The yield and quality of Medicago sativa are seriously affected by the fungal pathogen Phoma medicaginis. A study has been undertaken using growth chamber pot experiments and the LI-6400/XT photosynthesis measurement system to investigate the effects of this pathogen on the photosynthetic physiology of M. sativa. The results showed that until 27 days post-inoculation (dpi) the net photosynthetic rate (Pn), stomatal conductance (Gs) and transpiration rate (Tr) of M. sativa were reduced by P. medicaginis infection. In the early stages of infection there were little changes in intercellular CO2 concentration (Ci) in the leaves.

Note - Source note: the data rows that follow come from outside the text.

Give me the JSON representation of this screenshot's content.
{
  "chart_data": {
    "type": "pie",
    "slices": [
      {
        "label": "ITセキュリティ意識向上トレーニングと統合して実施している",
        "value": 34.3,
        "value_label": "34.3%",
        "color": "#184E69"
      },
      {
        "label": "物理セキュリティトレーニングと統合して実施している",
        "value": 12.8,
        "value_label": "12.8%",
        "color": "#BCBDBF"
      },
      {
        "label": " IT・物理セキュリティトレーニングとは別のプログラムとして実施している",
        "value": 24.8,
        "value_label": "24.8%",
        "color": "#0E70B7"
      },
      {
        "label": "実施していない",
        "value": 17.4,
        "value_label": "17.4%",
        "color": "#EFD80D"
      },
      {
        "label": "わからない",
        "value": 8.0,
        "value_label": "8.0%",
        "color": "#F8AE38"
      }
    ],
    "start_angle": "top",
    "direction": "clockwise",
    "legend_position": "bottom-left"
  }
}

By 23 dpi, infected leaves showed significant reductions in photochemical quantum efficiency (Fv/Fm), PSⅡ reaction center of excitation energy capture efficiency (Fv'/Fm'), the relative quantum efficiency of PSⅡ photochemistry (ΦPSⅡ), electron transfer rate (ETR), photochemical quenching (qP) and non-photochemical quenching (qN). Light compensation point, CO2 compensation point and carboxylation efficiency (CE) also decreased. The results indicate that the photosynthetic electron transfer rate and capture efficiency, non-photochemical quenching (qN), and carboxylation efficiency (CE) decreased in leaves infected by P. medicaginis, leading to light suppression and a decrease in the assimilation of CO2 that affect the growth and development of M. sativa.